The Early Years Foundation Stage Curriculum – A summary for parents and carers
When children start school they join our two reception classes, Red and Yellow Class. The learning that takes place in this year is planned and delivered using the ‘Statutory framework for the early years foundation stage’. This is a legal document published by the Government. (Refer to the full document for further details).
Teachers use the areas of learning and development within the document to deliver engaging lessons. They inspire children to be curious. Children learn to ask questions, try new challenges and use their creativity and imaginative skills. These lessons ensure that when children join Year 1 they have the skills, knowledge and understanding they need to successfully progress through school.
In 2015 Ofsted commented:
‘Children in the Reception classes make an excellent start to their schooling. Adults plan exciting activities which engage and stimulate their enjoyment for learning.’
There are seven areas of learning and development that must shape the educational programmes we provide. Three areas are particularly crucial for igniting children’s curiosity and enthusiasm for learning, and for building their capacity to learn, form relationships and thrive. These three areas are called the prime areas and they are:
- communication and language;
- physical development; and
- personal, social and emotional development.
Our school must also support children in four specific areas, through which the three prime areas are strengthened and applied. The specific areas are:
- understanding the world; and
- expressive arts and design.
The lessons teacher plan and deliver must involve activities and experiences for children, as follows.
- Communication and language development involves giving children opportunities to experience a rich language environment; to develop their confidence and skills in expressing themselves; and to speak and listen in a range of situations.
- Physical development involves providing opportunities for young children to be active and interactive; and to develop their co-ordination, control, and movement. Children must also be helped to understand the importance of physical activity, and to make healthy choices in relation to food.
- Personal, social and emotional development involves helping children to develop a positive sense of themselves, and others; to form positive relationships and develop respect for others; to develop social skills and learn how to manage their feelings; to understand appropriate behaviour in groups; and to have confidence in their own abilities.
- Literacy development involves encouraging children to link sounds and letters and to begin to read and write.
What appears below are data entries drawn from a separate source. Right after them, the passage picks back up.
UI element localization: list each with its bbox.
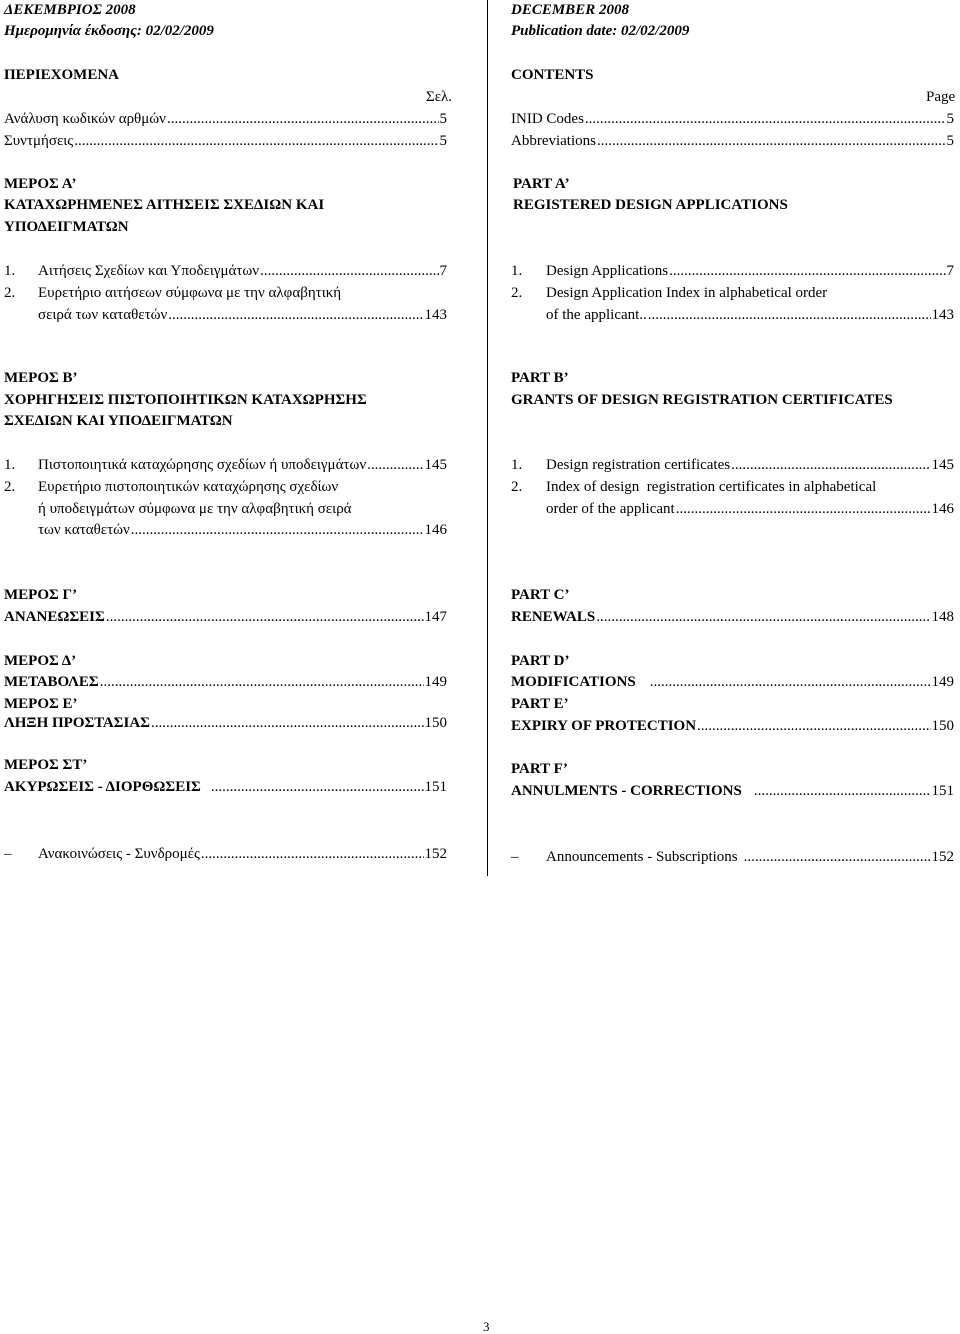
toc-label: Design registration certificates [546,457,731,473]
toc-page: 152 [424,846,447,862]
header-month-greek: ΔΕΚΕΜΒΡΙΟΣ 2008 [4,2,136,18]
toc-label: Abbreviations [511,133,596,149]
contents-title-english: CONTENTS [511,67,594,83]
toc-number: 2. [4,479,16,495]
toc-page: 5 [439,111,447,127]
toc-label: ΛΗΞΗ ΠΡΟΣΤΑΣΙΑΣ [4,715,150,731]
toc-entry-d-greek[interactable] [4,675,447,690]
toc-label-line: ή υποδειγμάτων σύμφωνα με την αλφαβητική σειρά [38,501,352,517]
toc-entry-c-greek[interactable] [4,610,447,625]
toc-entry-a2-english[interactable] [546,308,954,323]
page-label-greek: Σελ. [426,89,453,105]
toc-label: Ανάλυση κωδικών αρθμών [4,111,166,127]
toc-label: order of the applicant [546,501,675,517]
toc-label: των καταθετών [38,522,130,538]
toc-label: Design Applications [546,263,669,279]
toc-page: 5 [439,133,447,149]
page-number: 3 [483,1319,490,1334]
toc-page: 145 [931,457,954,473]
dot-leader [151,716,424,731]
toc-entry-announcements-greek[interactable] [38,847,447,862]
toc-page: 149 [931,674,954,690]
toc-entry-b2-english[interactable] [546,502,954,517]
toc-label: INID Codes [511,111,584,127]
toc-number: 1. [511,263,523,279]
toc-entry-e-english[interactable] [511,719,954,734]
toc-label: MODIFICATIONS [511,674,636,690]
toc-label: Ανακοινώσεις - Συνδρομές [38,846,200,862]
toc-entry-f-greek[interactable] [4,780,447,795]
dot-leader [744,850,931,865]
toc-entry-b1-greek[interactable] [38,458,447,473]
toc-number: 2. [511,479,523,495]
toc-entry-announcements-english[interactable] [546,850,954,865]
toc-page: 143 [424,307,447,323]
column-divider [487,0,488,876]
part-f-title-greek: ΜΕΡΟΣ ΣΤ’ [4,757,88,773]
toc-page: 148 [931,609,954,625]
toc-page: 149 [424,674,447,690]
toc-page: 145 [424,457,447,473]
toc-page: 5 [946,111,954,127]
part-a-title-english: PART A’ [513,176,570,192]
dot-leader [585,112,946,127]
toc-entry-a1-greek[interactable] [38,264,447,279]
part-c-title-english: PART C’ [511,587,570,603]
toc-label: σειρά των καταθετών [38,307,168,323]
part-a-subtitle-english: REGISTERED DESIGN APPLICATIONS [513,197,788,213]
part-a-title-greek: ΜΕΡΟΣ Α’ [4,176,77,192]
toc-label: Announcements - Subscriptions [546,849,738,865]
toc-label: EXPIRY OF PROTECTION [511,718,697,734]
part-f-title-english: PART F’ [511,761,568,777]
toc-label: Συντμήσεις [4,133,74,149]
toc-page: 7 [439,263,447,279]
part-b-subtitle2-greek: ΣΧΕΔΙΩΝ ΚΑΙ ΥΠΟΔΕΙΓΜΑΤΩΝ [4,413,233,429]
toc-entry-inid-english[interactable] [511,112,954,127]
toc-entry-c-english[interactable] [511,610,954,625]
dot-leader [650,675,931,690]
toc-label: ΑΚΥΡΩΣΕΙΣ - ΔΙΟΡΘΩΣΕΙΣ [4,779,201,795]
toc-label-line: Design Application Index in alphabetical order [546,285,828,301]
toc-number: 2. [511,285,523,301]
toc-label-line: Ευρετήριο πιστοποιητικών καταχώρησης σχεδίων [38,479,339,495]
toc-page: 152 [931,849,954,865]
part-b-title-greek: ΜΕΡΟΣ Β’ [4,370,78,386]
announcements-dash: – [511,849,519,865]
dot-leader [648,308,931,323]
dot-leader [201,847,424,862]
toc-label: ANNULMENTS - CORRECTIONS [511,783,742,799]
dot-leader [167,112,439,127]
dot-leader [676,502,931,517]
part-c-title-greek: ΜΕΡΟΣ Γ’ [4,587,78,603]
toc-number: 1. [4,457,16,473]
toc-page: 5 [946,133,954,149]
dot-leader [260,264,438,279]
toc-entry-a1-english[interactable] [546,264,954,279]
header-month-english: DECEMBER 2008 [511,2,629,18]
toc-label: Αιτήσεις Σχεδίων και Υποδειγμάτων [38,263,260,279]
toc-page: 151 [424,779,447,795]
dot-leader [597,134,946,149]
page-label-english: Page [926,89,956,105]
part-e-title-english: PART E’ [511,696,569,712]
announcements-dash: – [4,846,12,862]
part-d-title-english: PART D’ [511,653,570,669]
toc-label: ΜΕΤΑΒΟΛΕΣ [4,674,99,690]
toc-entry-b2-greek[interactable] [38,523,447,538]
dot-leader [168,308,423,323]
toc-entry-inid-greek[interactable] [4,112,447,127]
toc-page: 150 [931,718,954,734]
dot-leader [211,780,424,795]
toc-page: 151 [931,783,954,799]
toc-entry-abbreviations-greek[interactable] [4,134,447,149]
toc-page: 146 [931,501,954,517]
dot-leader [74,134,438,149]
dot-leader [754,784,931,799]
dot-leader [131,523,424,538]
toc-page: 147 [424,609,447,625]
dot-leader [731,458,930,473]
toc-number: 2. [4,285,16,301]
toc-label: of the applicant.. [546,307,647,323]
toc-label: Πιστοποιητικά καταχώρησης σχεδίων ή υποδειγμάτων [38,457,367,473]
toc-entry-f-english[interactable] [511,784,954,799]
part-a-subtitle-greek: ΚΑΤΑΧΩΡΗΜΕΝΕΣ ΑΙΤΗΣΕΙΣ ΣΧΕΔΙΩΝ ΚΑΙ [4,197,325,213]
toc-label-line: Index of design registration certificates in alphabetical [546,479,877,495]
part-b-subtitle-english: GRANTS OF DESIGN REGISTRATION CERTIFICATES [511,392,893,408]
toc-entry-d-english[interactable] [511,675,954,690]
dot-leader [106,610,424,625]
toc-number: 1. [4,263,16,279]
dot-leader [669,264,945,279]
toc-label: ΑΝΑΝΕΩΣΕΙΣ [4,609,105,625]
dot-leader [596,610,930,625]
toc-page: 143 [931,307,954,323]
toc-label-line: Ευρετήριο αιτήσεων σύμφωνα με την αλφαβητική [38,285,342,301]
part-e-title-greek: ΜΕΡΟΣ Ε’ [4,696,78,712]
toc-entry-a2-greek[interactable] [38,308,447,323]
header-pubdate-greek: Ημερομηνία έκδοσης: 02/02/2009 [4,23,214,39]
toc-page: 146 [424,522,447,538]
dot-leader [367,458,423,473]
part-b-subtitle-greek: ΧΟΡΗΓΗΣΕΙΣ ΠΙΣΤΟΠΟΙΗΤΙΚΩΝ ΚΑΤΑΧΩΡΗΣΗΣ [4,392,367,408]
toc-entry-e-greek[interactable] [4,716,447,731]
toc-entry-abbreviations-english[interactable] [511,134,954,149]
toc-page: 150 [424,715,447,731]
toc-page: 7 [946,263,954,279]
dot-leader [697,719,930,734]
toc-label: RENEWALS [511,609,596,625]
part-a-subtitle2-greek: ΥΠΟΔΕΙΓΜΑΤΩΝ [4,219,129,235]
contents-title-greek: ΠΕΡΙΕΧΟΜΕΝΑ [4,67,120,83]
part-d-title-greek: ΜΕΡΟΣ Δ’ [4,653,77,669]
toc-entry-b1-english[interactable] [546,458,954,473]
dot-leader [100,675,424,690]
toc-number: 1. [511,457,523,473]
header-pubdate-english: Publication date: 02/02/2009 [511,23,690,39]
part-b-title-english: PART B’ [511,370,569,386]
Children must be given access to a wide range of reading materials (books, poems, and other written materials) to ignite their interest.
- Mathematics involves providing children with opportunities to develop and improve their skills in counting, understanding and using numbers, calculating simple addition and subtraction problems; and to describe shapes, spaces, and measures.
- Understanding the world involves guiding children to make sense of their physical world and their community through opportunities to explore, observe and find out about people, places, technology and the environment.
- Expressive arts and design involves enabling children to explore and play with a wide range of media and materials, as well as providing opportunities and encouragement for sharing their thoughts, ideas and feelings through a variety of activities in art, music, movement, dance, role-play, and design and technology.
Teachers additionally use document that are non-statutory (this means they are not legally required) but they help teachers to develop their ideas and lesson plans to deliver the legal requirements of the ‘Statutory framework for the early years foundation stage.’ These documents are called:
- The Early Years Outcomes
- Development Matters
When teachers are planning and guiding children’s activities, they must provide lessons that accommodate the different ways that children learn. When you visit our reception classes you will see children engaged in activities that help them to develop the three characteristics that support effective learning. We know children learn at their best when they are:
- playing and exploring – children investigate and experience things, and ‘have a go’;
- active learning – children concentrate and keep on trying if they encounter difficulties, and enjoy achievements; and
- creating and thinking critically – children have and develop their own ideas, make links between ideas, and develop strategies for doing things.
Children at Broadway are often taught through investigating areas of particular interest to them, through first-hand experience, often linked to planned school trips that engender interest. Sometimes we invite special visitors into school so that children meet experts in a subject
After their first year in school children then move from Foundation Stage into Year 1 and then, the following year, move into Year 2. Both of these years together are known as Key Stage 1. During these years children are introduced to studying the subjects encompassed by the National Curriculum. Teachers deliver the curriculum through planned lessons that capitalise on stimulating curiosity in learning.